Minlan Yu
Title: Application customized networking
Abstract: As applications become highly distributed, the need for high-performance communication and coordination between servers becomes critical. Unfortunately, today's network abstractions and network stacks significantly limit performance optimization due to their generic for diverse applications: Traditional network abstractions focus on individual connections, missing the potential benefits of coordinating groups of connections in distributed systems. Efforts on network-layer performance optimization sometimes lead to more computation at applications. Layers of network stacks in the kernel, which are essential for security and resource sharing, introduce significant overhead.
In this talk, I advocate for application-customized networking, which empowers applications to specify their own communication needs and optimizations in the network layer. This approach enables applications to coordinate across connections, perform end-to-end optimizations, and reduce kernel overhead, all while retaining the security and resource-sharing benefits of the kernel. I will give two examples of application-customized networking: First, for distributed transaction systems, we introduce DINT, which leverages eBPF to support frequent-path transaction operations directly in the kernel. DINT achieves up to 2.6× higher throughput than using a DPDK-based kernel-bypass stack, with only a maximum of 10% increase in average unloaded latency. Second, for distributed deep learning, we introduce THC, a bidirectional tensor homomorphic compression framework that enables the direct aggregation of compressed values and thus eliminates the computational overheads of (de)compression at the parameter server. THC reaches target accuracy up to 1.47× faster compared with state-of-the-art systems.
Bio: Minlan Yu is a Gordon McKay professor at Harvard School of Engineering and Applied Science. She’s the assistant director of the SRC/DARPA JUMP 2.0 ACE Center for Evolvable Computing. She received her B.A. in computer science and mathematics from Peking University and her M.A. and PhD in computer science from Princeton University. She has actively collaborated with companies such as Google, AT&T, Microsoft, Facebook, and Intel. Her research interests include data networking, distributed systems, enterprise and data center networks, and software-defined networking. She received the ACM-W rising star award, NSF CAREER award, and ACM SIGCOMM doctoral dissertation award. She served as PC co-chair for SIGCOMM, NSDI, HotNets, and several other conferences and workshops.
Carlos Cordeiro
Title: “Beyond Speed: Infusing Determinism and Intelligence into the Future of Wi-Fi”
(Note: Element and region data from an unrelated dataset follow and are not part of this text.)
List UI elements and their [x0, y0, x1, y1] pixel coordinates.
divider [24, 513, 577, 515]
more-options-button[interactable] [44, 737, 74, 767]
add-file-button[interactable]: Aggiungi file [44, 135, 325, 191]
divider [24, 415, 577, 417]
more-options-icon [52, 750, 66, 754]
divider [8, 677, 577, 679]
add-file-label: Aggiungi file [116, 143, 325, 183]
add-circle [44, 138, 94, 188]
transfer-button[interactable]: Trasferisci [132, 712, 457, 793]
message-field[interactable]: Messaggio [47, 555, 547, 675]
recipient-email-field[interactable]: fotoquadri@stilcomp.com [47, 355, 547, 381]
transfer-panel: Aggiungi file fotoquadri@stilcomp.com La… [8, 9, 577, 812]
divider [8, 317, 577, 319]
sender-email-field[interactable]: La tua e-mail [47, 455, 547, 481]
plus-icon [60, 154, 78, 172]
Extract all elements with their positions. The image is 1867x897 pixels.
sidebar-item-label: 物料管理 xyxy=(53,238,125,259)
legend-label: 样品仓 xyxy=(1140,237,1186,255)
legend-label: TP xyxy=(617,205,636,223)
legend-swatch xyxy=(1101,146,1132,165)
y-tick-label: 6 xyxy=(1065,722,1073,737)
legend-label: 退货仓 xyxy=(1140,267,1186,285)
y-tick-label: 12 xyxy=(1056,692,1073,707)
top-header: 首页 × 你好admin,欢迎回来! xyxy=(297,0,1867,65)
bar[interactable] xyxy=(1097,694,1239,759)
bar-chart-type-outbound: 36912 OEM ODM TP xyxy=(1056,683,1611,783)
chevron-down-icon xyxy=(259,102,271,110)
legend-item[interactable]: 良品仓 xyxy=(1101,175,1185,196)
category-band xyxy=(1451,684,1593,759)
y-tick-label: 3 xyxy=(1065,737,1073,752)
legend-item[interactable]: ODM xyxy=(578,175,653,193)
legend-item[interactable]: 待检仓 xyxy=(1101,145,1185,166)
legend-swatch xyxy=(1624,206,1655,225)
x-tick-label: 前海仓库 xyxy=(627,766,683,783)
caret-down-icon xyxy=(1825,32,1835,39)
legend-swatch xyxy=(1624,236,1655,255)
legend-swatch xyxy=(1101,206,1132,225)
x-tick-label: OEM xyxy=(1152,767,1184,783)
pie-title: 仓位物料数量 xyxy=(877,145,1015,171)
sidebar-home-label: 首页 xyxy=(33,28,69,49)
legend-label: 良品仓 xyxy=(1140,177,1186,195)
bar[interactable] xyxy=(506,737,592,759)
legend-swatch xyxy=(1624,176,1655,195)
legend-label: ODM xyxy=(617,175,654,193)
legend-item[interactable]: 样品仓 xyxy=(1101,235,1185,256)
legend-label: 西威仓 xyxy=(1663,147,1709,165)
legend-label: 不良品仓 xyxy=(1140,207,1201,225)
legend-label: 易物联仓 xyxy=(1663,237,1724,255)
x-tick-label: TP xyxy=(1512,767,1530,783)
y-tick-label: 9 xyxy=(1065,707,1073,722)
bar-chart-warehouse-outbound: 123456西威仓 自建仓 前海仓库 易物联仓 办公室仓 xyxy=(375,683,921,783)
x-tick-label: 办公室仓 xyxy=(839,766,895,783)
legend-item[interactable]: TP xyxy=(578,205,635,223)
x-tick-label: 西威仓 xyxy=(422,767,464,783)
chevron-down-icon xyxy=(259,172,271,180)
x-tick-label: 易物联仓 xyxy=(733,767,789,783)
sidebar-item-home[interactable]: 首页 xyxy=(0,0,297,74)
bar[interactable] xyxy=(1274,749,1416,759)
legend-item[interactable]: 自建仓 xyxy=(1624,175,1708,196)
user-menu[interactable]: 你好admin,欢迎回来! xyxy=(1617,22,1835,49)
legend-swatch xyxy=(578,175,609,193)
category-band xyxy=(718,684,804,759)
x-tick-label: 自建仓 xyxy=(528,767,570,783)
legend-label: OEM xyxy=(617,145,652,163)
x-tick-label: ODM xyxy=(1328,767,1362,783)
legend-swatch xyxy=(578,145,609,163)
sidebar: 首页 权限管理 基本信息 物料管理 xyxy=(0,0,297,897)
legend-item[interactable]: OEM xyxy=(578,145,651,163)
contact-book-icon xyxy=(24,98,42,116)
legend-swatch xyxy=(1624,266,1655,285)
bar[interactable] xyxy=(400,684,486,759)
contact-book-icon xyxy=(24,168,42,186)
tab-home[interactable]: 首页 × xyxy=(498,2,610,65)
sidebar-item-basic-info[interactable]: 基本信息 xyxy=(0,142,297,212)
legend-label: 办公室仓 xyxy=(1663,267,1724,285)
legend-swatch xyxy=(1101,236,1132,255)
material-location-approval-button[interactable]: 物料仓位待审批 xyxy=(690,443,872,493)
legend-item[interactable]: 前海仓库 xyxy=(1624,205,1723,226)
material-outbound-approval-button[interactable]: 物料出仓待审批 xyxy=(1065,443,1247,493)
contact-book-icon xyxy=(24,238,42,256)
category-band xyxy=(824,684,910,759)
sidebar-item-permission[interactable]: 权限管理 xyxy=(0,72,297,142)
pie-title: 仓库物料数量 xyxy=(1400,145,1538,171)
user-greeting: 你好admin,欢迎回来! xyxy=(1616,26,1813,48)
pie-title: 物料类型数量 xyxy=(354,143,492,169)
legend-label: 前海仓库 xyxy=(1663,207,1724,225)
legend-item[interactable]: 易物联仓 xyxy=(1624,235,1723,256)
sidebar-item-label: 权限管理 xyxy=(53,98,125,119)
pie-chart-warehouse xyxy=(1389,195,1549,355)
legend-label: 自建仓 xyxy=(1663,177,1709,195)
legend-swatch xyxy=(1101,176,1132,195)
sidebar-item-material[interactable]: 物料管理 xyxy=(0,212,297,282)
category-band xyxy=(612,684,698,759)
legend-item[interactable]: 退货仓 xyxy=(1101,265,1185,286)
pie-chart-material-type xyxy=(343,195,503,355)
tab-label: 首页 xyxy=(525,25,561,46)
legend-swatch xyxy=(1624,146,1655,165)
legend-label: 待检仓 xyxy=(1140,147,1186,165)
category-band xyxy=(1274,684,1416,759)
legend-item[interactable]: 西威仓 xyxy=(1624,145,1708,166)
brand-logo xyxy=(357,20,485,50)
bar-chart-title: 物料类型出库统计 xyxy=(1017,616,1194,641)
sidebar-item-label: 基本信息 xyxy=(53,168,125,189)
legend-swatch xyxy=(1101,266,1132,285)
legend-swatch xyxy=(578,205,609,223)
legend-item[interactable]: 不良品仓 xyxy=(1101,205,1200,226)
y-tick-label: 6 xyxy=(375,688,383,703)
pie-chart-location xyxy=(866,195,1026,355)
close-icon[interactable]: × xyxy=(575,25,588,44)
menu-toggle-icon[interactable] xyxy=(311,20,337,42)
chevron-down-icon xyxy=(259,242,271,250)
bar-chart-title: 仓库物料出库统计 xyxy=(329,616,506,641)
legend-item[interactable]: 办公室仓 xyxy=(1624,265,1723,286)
Abstract: Wi-Fi, a cornerstone of global wireless connectivity, is estimated to carry anywhere between 50% to 80% of the world's Internet traffic volume. Recent strides in Wi-Fi technology, exemplified by Wi-Fi 6 and Wi-Fi 7, showcase remarkable achievements in meeting escalating data demands through innovations like OFDMA, wider 320 MHz channels, 4K QAM modulation, and multi-link operation, enabling aggregate peak data rates exceeding 30 Gbps. While these advancements are commendable, the future of Wi-Fi extends beyond raw speed. Anticipating the next decade, this presentation centers on the imperative for Wi-Fi to evolve into a reliable, deterministic, and intelligent network foundation. This evolution is essential to cater to emerging applications such as contextual computing, environmental sensing, multi-device experiences, gesture recognition, AR/VR, ambient and industrial IoT, and gaming. As such, in this talk, we navigate through Wi-Fi's historical journey, and its current state, and illuminate the major technological trends shaping the next decade. Emphasis is placed on the development of key technologies required to bring determinism and intelligence to Wi-Fi, thus addressing the diverse and complex needs of the future.
Bio: Dr. Carlos Cordeiro is an Intel Fellow and serves as the wireless CTO in Intel’s client computing group. Carlos leads Intel’s global wireless connectivity standards and ecosystem team and is responsible for defining Intel’s next generation wireless connectivity technology strategy and development, ecosystem engagements, and regulatory planning. Carlos has had a leading role in the technology development, standardization, and productization of various generations of Wi-Fi and Bluetooth, having developed major technology innovations that are found in billions of wireless devices. He is an IEEE Fellow and has served as the chairman of the Board of Directors of the Wi-Fi Alliance, the organization that defines Wi-Fi.
Due to his contributions to wireless communications, Carlos received several awards including the Wireless Broadband Alliance’s prestigious CTO of the Year Award in 2022, the 2017 IEEE Standards Medallion, the Intel Inventor of the Year Award in 2016, the IEEE Outstanding Engineer Award in 2011, and the IEEE New Face of Engineering Award in 2007. He is the co-author of two textbooks on wireless published in 2006 and 2011, has published over 130 papers in the wireless area alone, and holds over 450 patents. He is the editor-in-chief of the IEEE Communications Standards Magazine and has served as Editor of various journals including the IEEE Transactions on Mobile Computing, the IEEE Journal on Selected Areas in Communications, the IEEE Transactions on Wireless Communications, the IEEE Wireless Communication Letters and the ACM Mobile Computing and Communications Review journal.